Grantham seminar | Prof. John A. Mathews: “Greening of industry: China’s green development model as driver”

Date: 12 May 2016 12:30 pm — 2:00 pm
Speaker(s): Prof. John A. Mathews
Venue: London School of Economics, Tower 2, Room 9.04

Grantham seminar introduced and chaired by Dimitri Zenghelis, Co-Head of Climate Policy at the Grantham Research Insitute

Western industrialism has achieved miracles, promoting unprecedented levels of prosperity and raising hundreds of millions out of poverty. Industrial capitalism is now diffusing east, where Japan was the first, then the four Tigers (Korea, Taiwan, Singapore and Hong Kong) and now China are all incorporating themselves into the global industrial world. India, Brazil and many others are expecting to follow the same course. But as China, India, and other industrializing giants grow, they are confronted with an inconvenient truth: They cannot rely on the Western industrial development model (fossil-fueled energy systems; resource throughput rather than circularity; generic finance), for reasons to do with extreme spoliation of their own environment and energy security and resource security concerns as much as concerns over global warming.

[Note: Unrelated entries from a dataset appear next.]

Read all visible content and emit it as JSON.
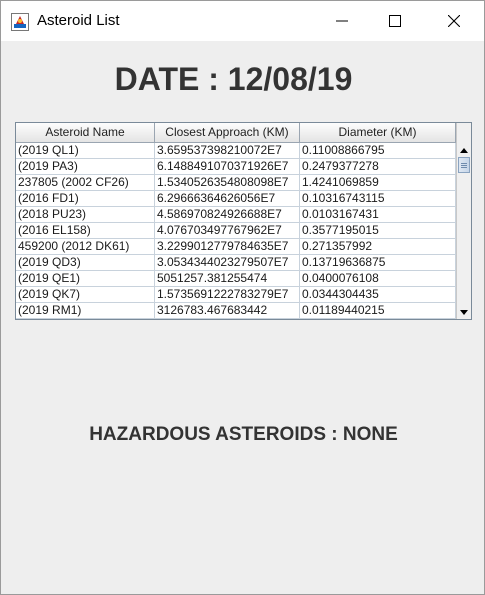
{
  "window": {
    "title": "Asteroid List"
  },
  "date_label": "DATE : 12/08/19",
  "table": {
    "headers": [
      "Asteroid Name",
      "Closest Approach (KM)",
      "Diameter (KM)"
    ],
    "rows": [
      [
        "(2019 QL1)",
        "3.659537398210072E7",
        "0.11008866795"
      ],
      [
        "(2019 PA3)",
        "6.1488491070371926E7",
        "0.2479377278"
      ],
      [
        "237805 (2002 CF26)",
        "1.5340526354808098E7",
        "1.4241069859"
      ],
      [
        "(2016 FD1)",
        "6.29666364626056E7",
        "0.10316743115"
      ],
      [
        "(2018 PU23)",
        "4.586970824926688E7",
        "0.0103167431"
      ],
      [
        "(2016 EL158)",
        "4.076703497767962E7",
        "0.3577195015"
      ],
      [
        "459200 (2012 DK61)",
        "3.2299012779784635E7",
        "0.271357992"
      ],
      [
        "(2019 QD3)",
        "3.0534344023279507E7",
        "0.13719636875"
      ],
      [
        "(2019 QE1)",
        "5051257.381255474",
        "0.0400076108"
      ],
      [
        "(2019 QK7)",
        "1.5735691222783279E7",
        "0.0344304435"
      ],
      [
        "(2019 RM1)",
        "3126783.467683442",
        "0.01189440215"
      ]
    ]
  },
  "hazard_label": "HAZARDOUS ASTEROIDS : NONE",
  "icons": {
    "app": "java-app-icon",
    "minimize": "minimize-icon",
    "maximize": "maximize-icon",
    "close": "close-icon",
    "scroll_up": "arrow-up-icon",
    "scroll_down": "arrow-down-icon"
  },
  "colors": {
    "heading_text": "#333333",
    "window_bg": "#eeeeee",
    "grid_line": "#c8d2dc"
  }
}
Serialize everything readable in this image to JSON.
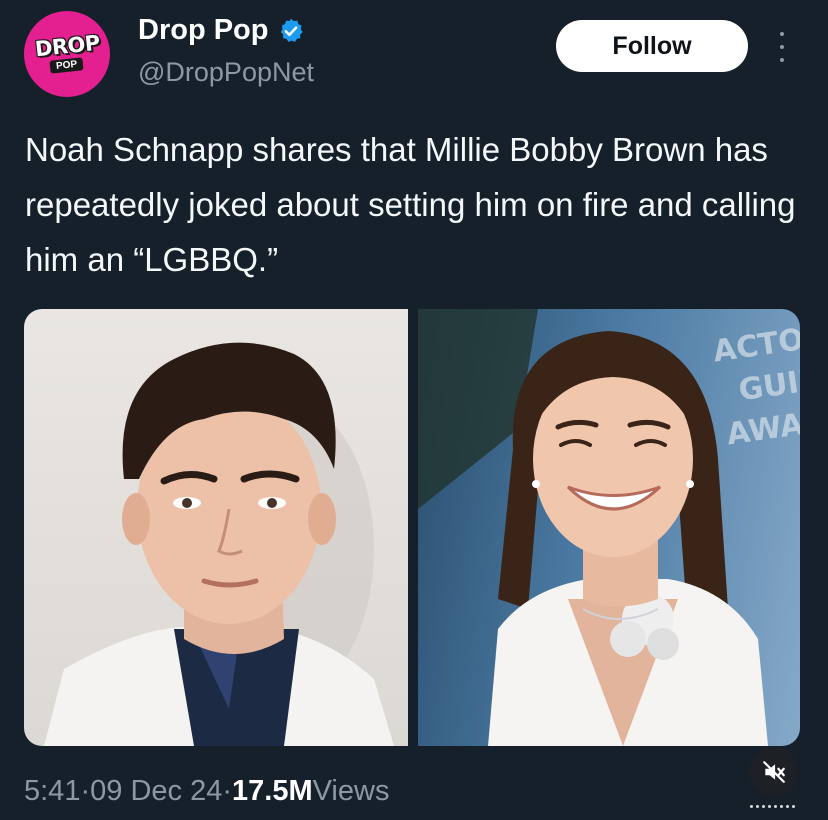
{
  "account": {
    "logo_main": "DROP",
    "logo_sub": "POP",
    "display_name": "Drop Pop",
    "handle": "@DropPopNet",
    "verified": true,
    "follow_label": "Follow"
  },
  "tweet": {
    "text": "Noah Schnapp shares that Millie Bobby Brown has repeatedly joked about setting him on fire and calling him an “LGBBQ.”"
  },
  "media": {
    "background_sign_text": [
      "ACTO",
      "GUIL",
      "AWARD"
    ]
  },
  "meta": {
    "time": "5:41",
    "separator": " · ",
    "date": "09 Dec 24",
    "views_count": "17.5M",
    "views_label": " Views"
  },
  "colors": {
    "background": "#15202b",
    "brand_pink": "#e41f8f",
    "verified_blue": "#1d9bf0",
    "secondary_text": "#8b98a5"
  },
  "icons": {
    "verified": "verified-badge-icon",
    "more": "more-vertical-icon",
    "mute": "muted-speaker-icon"
  }
}
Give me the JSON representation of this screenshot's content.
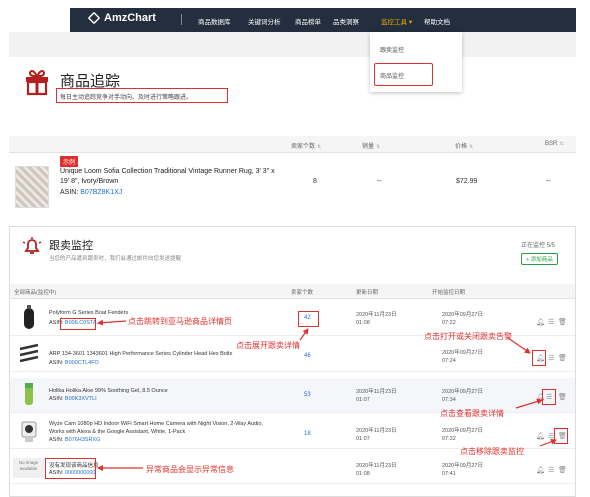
{
  "nav": {
    "logo": "AmzChart",
    "items": [
      "商品数据库",
      "关键词分析",
      "商品榜单",
      "品类洞察",
      "监控工具",
      "帮助文档"
    ],
    "active_index": 4,
    "dropdown_arrow": "▾"
  },
  "dropdown": {
    "items": [
      "跟卖监控",
      "商品监控"
    ],
    "highlighted_index": 1
  },
  "header": {
    "title": "商品追踪",
    "subtitle": "每日主动追踪竞争对手动向、及时进行策略跟进。"
  },
  "product_table": {
    "columns": [
      "卖家个数",
      "销量",
      "价格",
      "BSR"
    ],
    "sort_icon": "⇅",
    "badge": "示例",
    "row": {
      "name": "Unique Loom Sofia Collection Traditional Vintage Runner Rug, 3' 3\" x 19' 8\", Ivory/Brown",
      "asin_label": "ASIN:",
      "asin": "B07BZ8K1XJ",
      "sellers": "8",
      "sales": "--",
      "price": "$72.99",
      "bsr": "--"
    }
  },
  "monitor": {
    "title": "跟卖监控",
    "subtitle": "当您的产品遭到跟卖时，我们会通过邮件向您发送提醒",
    "count": "正在监控 5/5",
    "add_button": "+ 添加商品",
    "columns": [
      "全部商品(监控中)",
      "卖家个数",
      "更新日期",
      "开始监控日期"
    ],
    "rows": [
      {
        "name": "Polyform G Series Boat Fenders",
        "asin_label": "ASIN:",
        "asin": "B00ILC0STA",
        "sellers": "42",
        "updated": [
          "2020年11月23日",
          "01:08"
        ],
        "started": [
          "2020年09月27日",
          "07:22"
        ]
      },
      {
        "name": "ARP 134-3601 1343601 High Performance Series Cylinder Head Hex Bolts",
        "asin_label": "ASIN:",
        "asin": "B000CTL4FO",
        "sellers": "46",
        "updated": [
          "2020年11月23日",
          "01:07"
        ],
        "started": [
          "2020年09月27日",
          "07:24"
        ]
      },
      {
        "name": "Holika Holika Aloe 99% Soothing Gel, 8.5 Ounce",
        "asin_label": "ASIN:",
        "asin": "B00K3XVTLI",
        "sellers": "53",
        "updated": [
          "2020年11月23日",
          "01:07"
        ],
        "started": [
          "2020年09月27日",
          "07:34"
        ]
      },
      {
        "name": "Wyze Cam 1080p HD Indoor WiFi Smart Home Camera with Night Vision, 2-Way Audio,",
        "name2": "Works with Alexa & the Google Assistant, White, 1-Pack",
        "asin_label": "ASIN:",
        "asin": "B076H3SRXG",
        "sellers": "18",
        "updated": [
          "2020年11月23日",
          "01:07"
        ],
        "started": [
          "2020年09月27日",
          "07:32"
        ]
      },
      {
        "name": "没有发现该商品信息",
        "asin_label": "ASIN:",
        "asin": "0000000000",
        "sellers": "",
        "updated": [
          "2020年11月23日",
          "01:08"
        ],
        "started": [
          "2020年09月27日",
          "07:41"
        ],
        "no_image_text": "No image available"
      }
    ],
    "action_icons": [
      "bell-icon",
      "list-icon",
      "trash-icon"
    ]
  },
  "annotations": {
    "asin_link": "点击跳转到亚马逊商品详情页",
    "expand": "点击展开跟卖详情",
    "toggle": "点击打开或关闭跟卖告警",
    "detail": "点击查看跟卖详情",
    "remove": "点击移除跟卖监控",
    "abnormal": "异常商品会显示异常信息"
  },
  "colors": {
    "nav_bg": "#232f3e",
    "accent": "#e0302e",
    "link": "#1f6fd1",
    "active_nav": "#f0a500",
    "add_green": "#2a9d4a"
  }
}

By necessity, a new approach to environmentally conscious development is already emerging in the East, with China leading the way in building green industry at scale. As opposed to western zero-growth advocates and free-market environmentalists, it can be argued that a more sustainable capitalism is being developed in China – as counterpart to the all-too obvious black developmental model based on coal. In Hu Angang’s words, this alternative is the ‘inevitable choice for China’ – and by extension, one might say for other developing countries as well.

This new ‘green growth’ model of development, being perfected first in China and now being emulated in India, Brazil, South Africa (the BICS countries) and eventually by industrializing countries elsewhere, as well as by advanced industrial countries such as Germany, looks set to become the new norm in the 21st century. Its core advantages are the energy security and resource security generated. Energy security is based on the fact that all renewables devices are products of manufacturing, and can in-principle be produced anywhere. As Hao Tan and Mathews put it in Nature, ‘Build energy security through manufacturing renewables’. Resource security is based on building a circular economy of closed resource loops in place of an open, linear industrial system taking virgin resources at one end and dumping wastes at the other end.

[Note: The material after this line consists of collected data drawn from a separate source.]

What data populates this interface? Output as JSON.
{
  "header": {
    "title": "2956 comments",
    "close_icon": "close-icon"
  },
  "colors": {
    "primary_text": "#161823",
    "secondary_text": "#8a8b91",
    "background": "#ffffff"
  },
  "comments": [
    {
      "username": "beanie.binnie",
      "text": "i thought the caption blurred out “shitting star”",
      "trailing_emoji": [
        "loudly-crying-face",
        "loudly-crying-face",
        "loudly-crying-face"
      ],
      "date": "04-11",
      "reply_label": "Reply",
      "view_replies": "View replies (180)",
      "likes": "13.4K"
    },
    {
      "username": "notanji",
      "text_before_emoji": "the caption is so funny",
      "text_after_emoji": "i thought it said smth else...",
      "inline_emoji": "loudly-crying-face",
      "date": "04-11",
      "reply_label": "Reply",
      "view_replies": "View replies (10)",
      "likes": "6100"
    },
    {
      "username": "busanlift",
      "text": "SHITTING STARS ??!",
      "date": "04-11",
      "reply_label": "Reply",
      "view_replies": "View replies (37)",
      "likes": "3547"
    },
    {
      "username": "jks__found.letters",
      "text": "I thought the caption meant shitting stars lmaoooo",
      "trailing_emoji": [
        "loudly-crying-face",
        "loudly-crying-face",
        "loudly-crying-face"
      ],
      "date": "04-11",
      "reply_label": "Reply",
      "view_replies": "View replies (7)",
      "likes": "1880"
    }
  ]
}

Falling prices for both oil and coal over recent months have led many to query whether policies supporting renewable energies will be sustained, or – as in the 1980s when oil prices were also plunging – lead to abandonment of renewables projects. This is unlikely to happen, because this time China is the major global investor. And China’s reasons for building up its renewable energy industries are strategic in nature, based on the need to enhance energy security and clear polluted skies – strategic goals which are not negated by falling oil or coal prices.

While mainstream economists talk about the climate change challenge framed in terms of costs and the role that carbon taxes could play in driving alternatives, the reality seems rather to be that the energy and resources transformation that is under way calls for major structural changes and state intervention. China’s renewable energy revolution and circular economy initiatives may be viewed as the world’s first case of a country breaking free of carbon lock-in by building its own renewable energy industries and circulation of resources. As China grows its market for renewables and resource circulation, so its firms become more receptive to licensing advanced technologies from companies in advanced countries. These developments could create some complementarity between advanced firms in the West and Chinese mass producers – with the proviso that Chinese firms themselves are fast approaching the innovation frontier.


Prof. John A. Mathews

John Mathews is Professor of Strategy at Macquarie Graduate School of Management, Macquarie University, Sydney. He has taught at MGSM for the past 15 years, and was from 2009 to 2012 concurrently the Eni Chair of Competitive Dynamics and Global Strategy at LUISS Gardi Carli University in Rome. He has specialized in the catch-up strategies of firms and countries in East Asia, publishing widely in this field. He has published several books based on this research, including Tiger Technology: The Creation of a Semiconductor Industry in East Asia (Cambridge UP 2000; co-authored with Cho, Dong-Sung); Dragon Multinational: A New Model of Global Growth (Oxford UP, 2002); and Strategizing, Disequilibrium and Profit (Stanford University Press 2006) which discusses the theoretical foundations of catch-up strategies. He was a Rockefeller Foundation visiting fellow at the Bellagio Study Centre in 2004.
For the past several years Professor Mathews has focused on the greening of industry with a focus on the role of China. His article, ‘Manufacture renewables to build energy security’ was published in Nature in September 2014 (coauthored with Hao Tan); followed by a second article on the ‘Circular Economy: Lessons from China’ published in Nature in March 2016. In 2015 his book, Greening of Capitalism: How Asia is Driving the Next Great Transformation, was published by Stanford University Press. He had a new book published in late 2015 by Palgrave Pivot, China’s Renewable Energy Revolution and its Global Significance, again coauthored with Dr Hao Tan.